Healing Line

Healing Line

You Do Not Belong to the World

by Caryll Houselander
Mar/Apr 2006

Caryll Houselander is one of my favorite spiritual writers. She was an ordinary English layperson who lived during World War II days, and was granted very deep insights into the world of the Spirit. She writes simply and very directly. I think you will like this selection taken from Magnificat, April 2005, p. 404–5.

— Francis

 

To put aside suddenly every motive except this single one, the forming of Christ in our life, is not so easy for ordinary people who are to remain ordinary.

The surrender we shall make will ask two hard things of us straight away.

<The first of these hard things is that through being wed to the Spirit, we shall receive the gift of understanding.>

In the world in which we live today, the great understanding given by the Spirit of Wisdom must involve us in a lot of suffering. We shall be obliged to see the wound that sin has inflicted on the people of the world. We shall have X–ray minds; we shall see through the bandages people have laid over the wounds that sin has dealt them; we shall see the Christ in others, and that vision will impose an obligation on us for as long as we live, the obligation of love; when we fail in it, we shall not be able to escape in excuses and distractions as we have done in the past; the failure will afflict us bitterly and always.

We shall have, by virtue of this same gift of understanding, far truer values; and we shall be haunted by a nostalgia for divine things, by a homesickness for God which is not eased in this world even by the presence of God.
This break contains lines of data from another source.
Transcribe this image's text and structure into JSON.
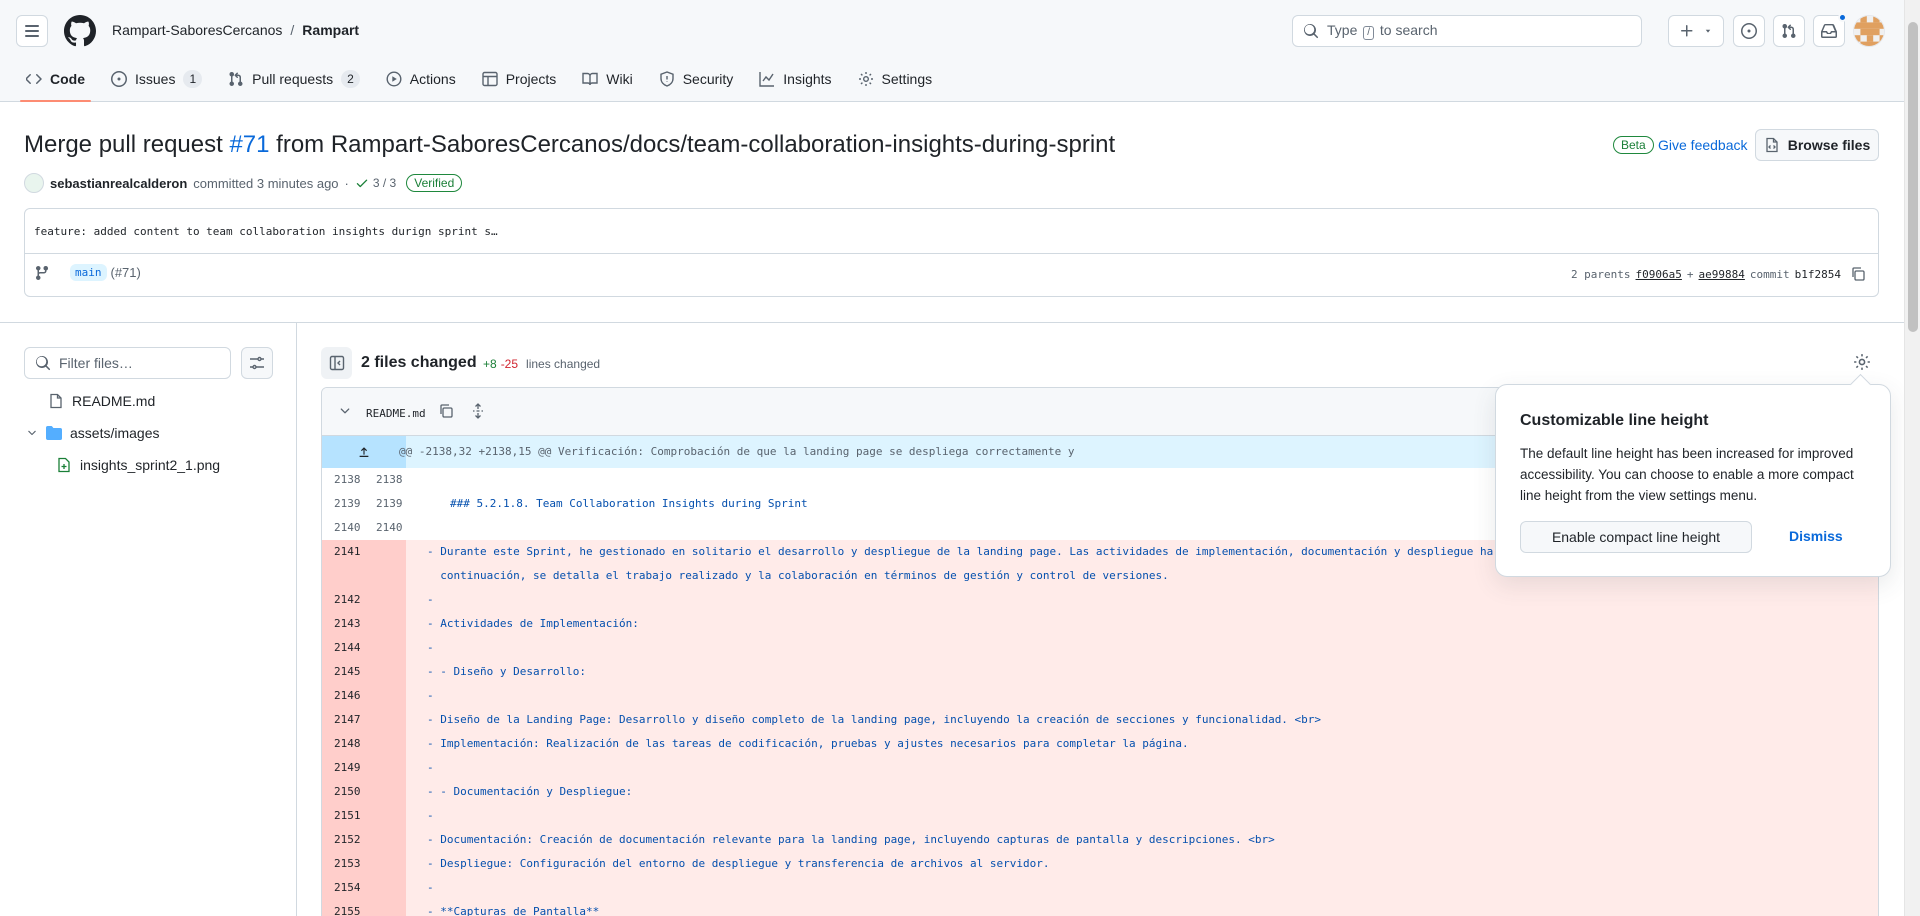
{
  "header": {
    "owner": "Rampart-SaboresCercanos",
    "separator": "/",
    "repo": "Rampart",
    "search_prefix": "Type",
    "search_key": "/",
    "search_suffix": "to search"
  },
  "repo_nav": [
    {
      "label": "Code",
      "icon": "code-icon",
      "selected": true
    },
    {
      "label": "Issues",
      "icon": "issue-icon",
      "count": "1"
    },
    {
      "label": "Pull requests",
      "icon": "pull-request-icon",
      "count": "2"
    },
    {
      "label": "Actions",
      "icon": "play-icon"
    },
    {
      "label": "Projects",
      "icon": "table-icon"
    },
    {
      "label": "Wiki",
      "icon": "book-icon"
    },
    {
      "label": "Security",
      "icon": "shield-icon"
    },
    {
      "label": "Insights",
      "icon": "graph-icon"
    },
    {
      "label": "Settings",
      "icon": "gear-icon"
    }
  ],
  "commit": {
    "title_prefix": "Merge pull request",
    "pr_number": "#71",
    "title_suffix": "from Rampart-SaboresCercanos/docs/team-collaboration-insights-during-sprint",
    "beta_label": "Beta",
    "feedback_label": "Give feedback",
    "browse_label": "Browse files",
    "author": "sebastianrealcalderon",
    "committed_text": "committed 3 minutes ago",
    "dot": "·",
    "checks": "3 / 3",
    "verified": "Verified",
    "message": "feature: added content to team collaboration insights durign sprint s…",
    "branch": "main",
    "branch_pr": "(#71)",
    "parents_label": "2 parents",
    "parent1": "f0906a5",
    "plus": "+",
    "parent2": "ae99884",
    "commit_label": "commit",
    "commit_sha": "b1f2854"
  },
  "sidebar": {
    "filter_placeholder": "Filter files…",
    "files": [
      {
        "name": "README.md",
        "type": "file"
      },
      {
        "name": "assets/images",
        "type": "folder"
      },
      {
        "name": "insights_sprint2_1.png",
        "type": "added-file"
      }
    ]
  },
  "diff": {
    "files_changed": "2 files changed",
    "additions": "+8",
    "deletions": "-25",
    "lines_changed": "lines changed",
    "file_name": "README.md",
    "hunk": "@@ -2138,32 +2138,15 @@ Verificación: Comprobación de que la landing page se despliega correctamente y",
    "rows": [
      {
        "kind": "ctx",
        "old": "2138",
        "new": "2138",
        "text": ""
      },
      {
        "kind": "ctx",
        "old": "2139",
        "new": "2139",
        "text": "### 5.2.1.8. Team Collaboration Insights during Sprint"
      },
      {
        "kind": "ctx",
        "old": "2140",
        "new": "2140",
        "text": ""
      },
      {
        "kind": "del-tall",
        "old": "2141",
        "new": "",
        "text": "- Durante este Sprint, he gestionado en solitario el desarrollo y despliegue de la landing page. Las actividades de implementación, documentación y despliegue ha",
        "text2": "  continuación, se detalla el trabajo realizado y la colaboración en términos de gestión y control de versiones."
      },
      {
        "kind": "del",
        "old": "2142",
        "new": "",
        "text": "-"
      },
      {
        "kind": "del",
        "old": "2143",
        "new": "",
        "text": "- Actividades de Implementación:"
      },
      {
        "kind": "del",
        "old": "2144",
        "new": "",
        "text": "-"
      },
      {
        "kind": "del",
        "old": "2145",
        "new": "",
        "text": "- - Diseño y Desarrollo:"
      },
      {
        "kind": "del",
        "old": "2146",
        "new": "",
        "text": "-"
      },
      {
        "kind": "del",
        "old": "2147",
        "new": "",
        "text": "- Diseño de la Landing Page: Desarrollo y diseño completo de la landing page, incluyendo la creación de secciones y funcionalidad. <br>"
      },
      {
        "kind": "del",
        "old": "2148",
        "new": "",
        "text": "- Implementación: Realización de las tareas de codificación, pruebas y ajustes necesarios para completar la página."
      },
      {
        "kind": "del",
        "old": "2149",
        "new": "",
        "text": "-"
      },
      {
        "kind": "del",
        "old": "2150",
        "new": "",
        "text": "- - Documentación y Despliegue:"
      },
      {
        "kind": "del",
        "old": "2151",
        "new": "",
        "text": "-"
      },
      {
        "kind": "del",
        "old": "2152",
        "new": "",
        "text": "- Documentación: Creación de documentación relevante para la landing page, incluyendo capturas de pantalla y descripciones. <br>"
      },
      {
        "kind": "del",
        "old": "2153",
        "new": "",
        "text": "- Despliegue: Configuración del entorno de despliegue y transferencia de archivos al servidor."
      },
      {
        "kind": "del",
        "old": "2154",
        "new": "",
        "text": "-"
      },
      {
        "kind": "del",
        "old": "2155",
        "new": "",
        "text": "- **Capturas de Pantalla**"
      }
    ]
  },
  "popover": {
    "title": "Customizable line height",
    "body": "The default line height has been increased for improved accessibility. You can choose to enable a more compact line height from the view settings menu.",
    "primary": "Enable compact line height",
    "dismiss": "Dismiss"
  },
  "colors": {
    "accent": "#0969da",
    "deleted_bg": "#ffebe9",
    "deleted_num_bg": "#ffcecb",
    "hunk_bg": "#ddf4ff",
    "nav_underline": "#fd8c73",
    "success": "#1a7f37"
  }
}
And in proportion to our understanding we are likely to be misunderstood; the world does not accept Christ’s values. The beatitudes are madness to the world. “Blessed are the poor, the mourners, the reviled, the persecuted, the calumniated; blessed are those who hunger and thirst after justice.”

People who will not compromise with Christ’s values are uncomfortable neighbors for mediocrity; they are likely to be misunderstood; they are often hated.